Hayatta en büyük hata, kendini hatasız sanmaktır… (Yunus Emre)
Bir gün kendi kendime: “Ben çok iyiyim, bilgiliyim, şimdiye kadar kimseyle kavga etmedim. Elimden geldiğince, insanlarla iyi geçiniyorum. Onlara güzel davranıyorum… Yaa peki diğer insanlar, birbirlerini neden incitiyor, birbirlerini niçin sevmiyor? Neden insanlar bu kadar cahiller?” diye düşündüm. Kendimi hatasız sandım.

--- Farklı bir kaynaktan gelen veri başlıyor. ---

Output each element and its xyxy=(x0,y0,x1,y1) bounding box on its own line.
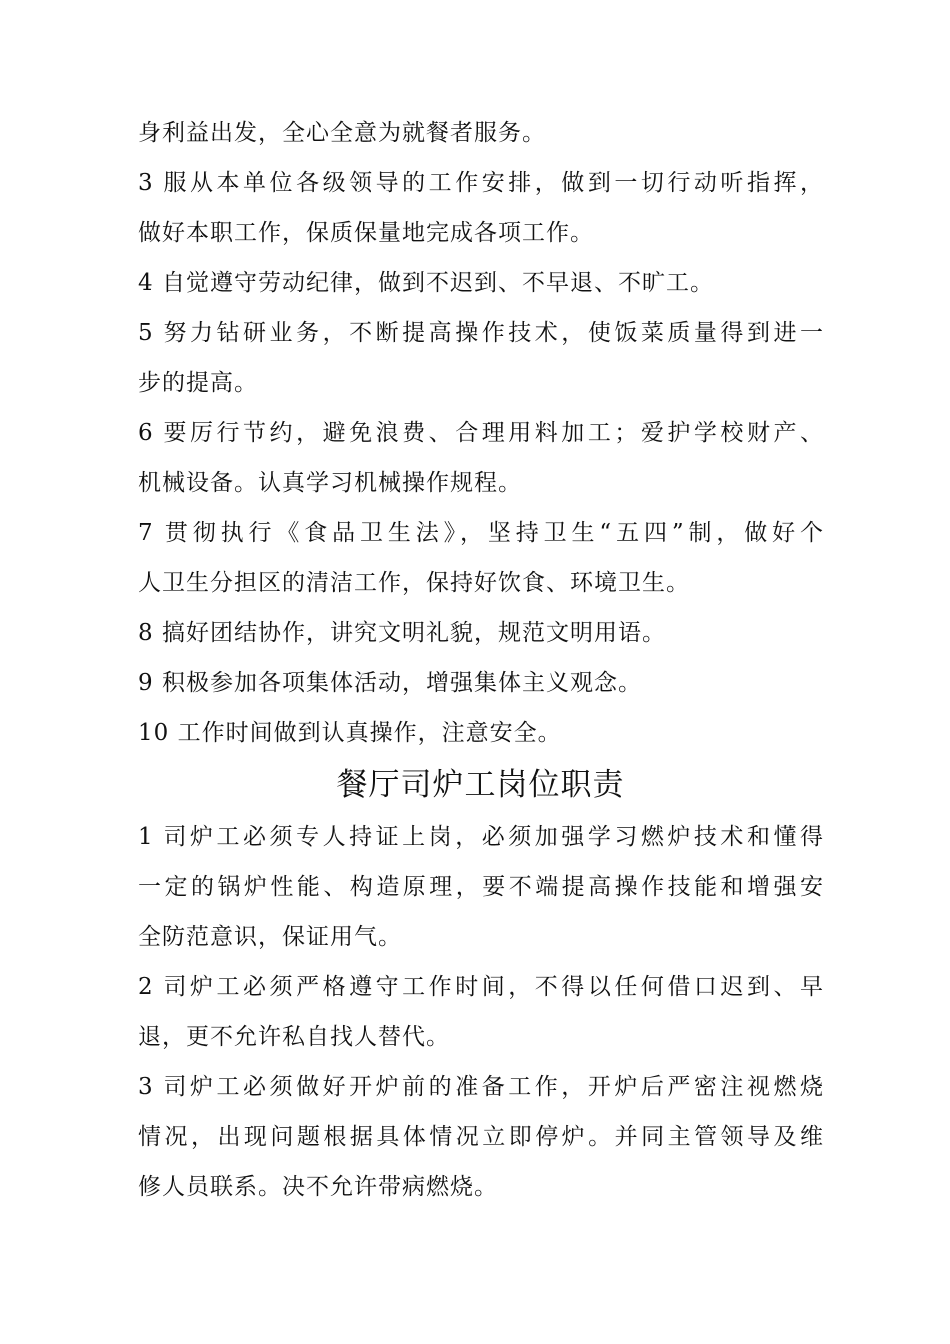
document-body xyxy=(138,108,823,1212)
text-line: 7 贯彻执行《食品卫生法》，坚持卫生“五四”制，做好个 xyxy=(138,520,823,546)
text-line: 5 努力钻研业务，不断提高操作技术，使饭菜质量得到进一 xyxy=(138,320,823,346)
duties-list-continued xyxy=(138,108,823,758)
text-line: 退，更不允许私自找人替代。 xyxy=(138,1024,450,1050)
text-line: 3 司炉工必须做好开炉前的准备工作，开炉后严密注视燃烧 xyxy=(138,1074,823,1100)
text-line: 全防范意识，保证用气。 xyxy=(138,924,402,950)
text-line: 情况，出现问题根据具体情况立即停炉。并同主管领导及维 xyxy=(138,1124,823,1150)
text-line: 步的提高。 xyxy=(138,370,258,396)
text-line: 机械设备。认真学习机械操作规程。 xyxy=(138,470,522,496)
text-line: 8 搞好团结协作，讲究文明礼貌，规范文明用语。 xyxy=(138,620,666,646)
text-line: 6 要厉行节约，避免浪费、合理用料加工；爱护学校财产、 xyxy=(138,420,823,446)
text-line: 一定的锅炉性能、构造原理，要不端提高操作技能和增强安 xyxy=(138,874,823,900)
section-title: 餐厅司炉工岗位职责 xyxy=(336,767,625,803)
text-line: 修人员联系。决不允许带病燃烧。 xyxy=(138,1174,498,1200)
text-line: 人卫生分担区的清洁工作，保持好饮食、环境卫生。 xyxy=(138,570,690,596)
text-line: 3 服从本单位各级领导的工作安排，做到一切行动听指挥， xyxy=(138,170,823,196)
text-line: 9 积极参加各项集体活动，增强集体主义观念。 xyxy=(138,670,642,696)
text-line: 4 自觉遵守劳动纪律，做到不迟到、不早退、不旷工。 xyxy=(138,270,714,296)
text-line: 身利益出发，全心全意为就餐者服务。 xyxy=(138,120,546,146)
text-line: 做好本职工作，保质保量地完成各项工作。 xyxy=(138,220,594,246)
text-line: 10 工作时间做到认真操作，注意安全。 xyxy=(138,720,562,746)
text-line: 1 司炉工必须专人持证上岗，必须加强学习燃炉技术和懂得 xyxy=(138,824,823,850)
boiler-operator-duties-list xyxy=(138,812,823,1212)
text-line: 2 司炉工必须严格遵守工作时间，不得以任何借口迟到、早 xyxy=(138,974,823,1000)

Aradan bir hafta geçmedi. Çok kötü şeyler yaşadım. Asla kırmam, çok seviyorum, dediklerimin kalplerini yaraladım. Hem kendime hem de onlara zarar verdim, acı çektim. Oysa ben, nefsimle hep mücadele ederdim. Yapacağım her hareketi, söyleyeceğim her sözü akıl ve yürek süzgecinden geçirirdim. Her ne kadar kendimi denetlemeye, hata yapmamaya, kimsenin yüreğini incitmemeye çalıştıysam da olmadı. Ben hatalardan kaçtıkça, hatalar beni kovaladı. Mükemmel, hatasız bir insan olmaya çalıştıkça daha çok hata yaptım… “En çok hataya düşenler, kendilerinden kudretlerinin üstünde şeyler isteyenler ve kendilerini olduğu gibi kabul etmeyenlerdir. Aklımın hata yapmamaya gücü yetmedi. Demek ki neye direnç gösterirsek, onu besliyormuşuz. Bu beden denen elbisenin içinde kusursuz olunmuyor. Mevlana’nın da dediği gibi: “Denizin dibinde incilerle, taşlar karışık bulunur. Övülecek şeyler de kusur ve yanlışların arasında yer alır…” Kusursuz olan yalnızca Allah’tır. İnsanlar kusurlu olarak dünyaya gelen varlıklardır. İnsan kusursuz, yaşam ise sorunsuz olmuyor…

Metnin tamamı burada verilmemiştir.